Motivation

Suppose that we have an algorithm: Preprocessing, Core algorithm, Posprocessing

Metaparameter optimization

Multiple variants of each sub-algorithm

• Different settings of some metaparameters
• Entirely different versions of subalgorithm

Combinatoric explosion

How do we (usually) evaluate it?

How should we evaluate it?

Solution

• Allows to submit modular jobs
• Plans the execution order
• Coordinates evaluation on multiple nodes
• Backup, caching
• Recovery from node crashes

Why the name?

• Encourages user to subdivide jobs into smaller steps.
• Smaller steps need less time and fewer processors
• => Easier to schedule!
• Encourages user to back up intermediate results
• => Easier to re-run failed experiments!

Computation[X]

How do we specify the jobs? Jobs are represented by instances of the Computation[X]-trait

// Scala code
trait Computation[+X] {
  def identifier: Identifier[X]
  def compute(ctx: Context): Future[X]
  ...
} 
            

• Identifiers are used for caching and back-ups
• Context is an interface that allows to submit subjobs
• Futures represent asynchronous computations

Futures

trait Future[+X] {
  def map[Y](f: X => Y): Future[Y]
  def flatMap[Y](f: X => Future[Y]): Future[Y]
  ...
} 
            

• Doesn't block
• Triggers registered callbacks as soon as data is available
• Implements monadic interface

Futures: Example

// Will eventually return a list of website addresses
val listOfUrls: Future[JSON] = 
  myClient.getJson("www.google.com/api/findMePagesWith=JGU")

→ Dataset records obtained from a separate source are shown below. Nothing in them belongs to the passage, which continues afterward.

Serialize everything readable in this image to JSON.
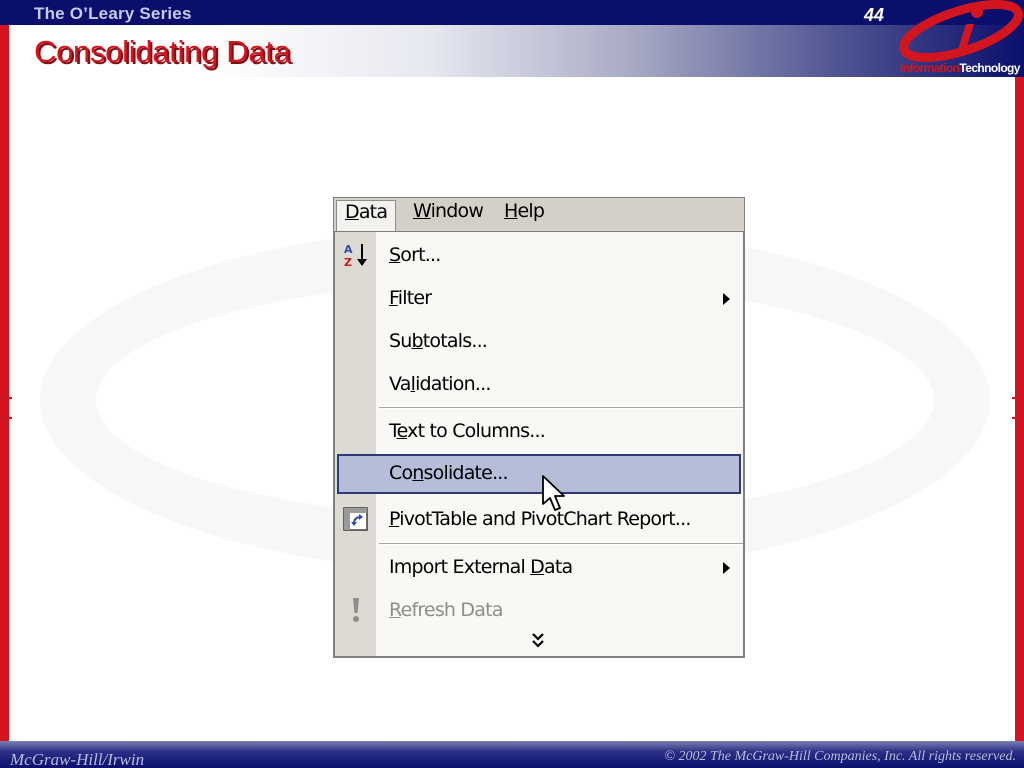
{
  "header": {
    "series": "The O’Leary Series",
    "page_number": "44",
    "title": "Consolidating Data",
    "logo_text_a": "Information",
    "logo_text_b": "Technology"
  },
  "footer": {
    "publisher": "McGraw-Hill/Irwin",
    "copyright": "© 2002  The McGraw-Hill Companies, Inc. All rights reserved."
  },
  "menubar": {
    "items": [
      {
        "pre": "",
        "u": "D",
        "post": "ata",
        "open": true
      },
      {
        "pre": "",
        "u": "W",
        "post": "indow",
        "open": false
      },
      {
        "pre": "",
        "u": "H",
        "post": "elp",
        "open": false
      }
    ]
  },
  "data_menu": {
    "items": [
      {
        "pre": "",
        "u": "S",
        "post": "ort...",
        "icon": "sort-az-icon"
      },
      {
        "pre": "",
        "u": "F",
        "post": "ilter",
        "submenu": true
      },
      {
        "pre": "Su",
        "u": "b",
        "post": "totals..."
      },
      {
        "pre": "Va",
        "u": "l",
        "post": "idation..."
      },
      {
        "pre": "T",
        "u": "e",
        "post": "xt to Columns..."
      },
      {
        "pre": "Co",
        "u": "n",
        "post": "solidate...",
        "highlighted": true
      },
      {
        "pre": "",
        "u": "P",
        "post": "ivotTable and PivotChart Report...",
        "icon": "pivottable-icon"
      },
      {
        "pre": "Import External ",
        "u": "D",
        "post": "ata",
        "submenu": true
      },
      {
        "pre": "",
        "u": "R",
        "post": "efresh Data",
        "disabled": true,
        "icon": "refresh-exclamation-icon"
      }
    ],
    "expand_icon": "chevron-double-down-icon"
  },
  "colors": {
    "brand_red": "#d2151f",
    "brand_navy": "#0a0f6b",
    "highlight": "#b6bdd8"
  }
}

// Will eventually return page content
val content: Future[String] = addr.flatMap{ json => 
  val url = json.get(0).get("url")
  myClient.getHtml(url)
}
content.map{ c => println(c) }
            

• Gets a list of URLs from Google
• Visits first URL as soon as the list is available
• Prints page content as soon as it's there

Notion of computation

• The trait `Computation[X]` builds on top of `Future[X]`
• Adds the possibility to use `Context` to submit subjobs
• It's indeed a monad!

Ways to combine algorithms

• Identity algorithms
• Composition of algorithms
• Pairs of algorithms
• Partially applied algorithms
• ...

Identification of resources

• If we back sth. up, we have to be able to find it
• We must be able to identify common components of different `Computation[X]`-instances

We use a separate little language (elements of a free Cartesian closed category) as identifiers. Thus, we can describe function compositions, products, partial applications etc. in a way that can be used by the framework for planning of a good execution order.

FreeCCC: Example

// `o` denotes composition
// [-,-] denotes product of morphisms
a = A o [f,g] o (x, y)
b = B o [f,h] o (x, y)
            

FreeCCC: Example 2

// `o` denotes composition
// `Lambda` denotes currying
// `[-,-]` denotes product of morphisms
// `Fst` and `Snd` are canonical projections
a = Lambda(f o [ Snd, Fst ])(y)(x)
b = f((x,y))
            

Implementation

The API:

• Formulate jobs in terms of `Computation[X]`-trait
• Submit job to a `Context`
• Receive result packaged in a `Future[X]`

• Built on top of Akka-actor system
• Master-worker pattern, seed-node
• Typical layer architecture in each node

Seed node

• Establishes initial connections between other nodes
• Requires a fixed IP (MOGON login node?)

Master node

• Transforms separate jobs into one big DAG
• Plans the order of execution
• Distributes subjobs across multiple Worker nodes
• Caches and backs up intermediate results
• Responsible for load balancing
• Handles failure of worker nodes

Worker nodes

• Have their own cache
• Compute what the master has requested, send results back as soon as possible

Master/Worker

Conclusion

We have implemented a framework that

• efficiently executes multiple jobs on multiple nodes
• allows us to break up big computations into small jobs
• simplifies sharing of intermediate results
• simplifies generation of back-ups
• is based on a theoretically sound model

Todo's:

• API's for other languages (Java, Python?)
• At the moment: no authentication mechanisms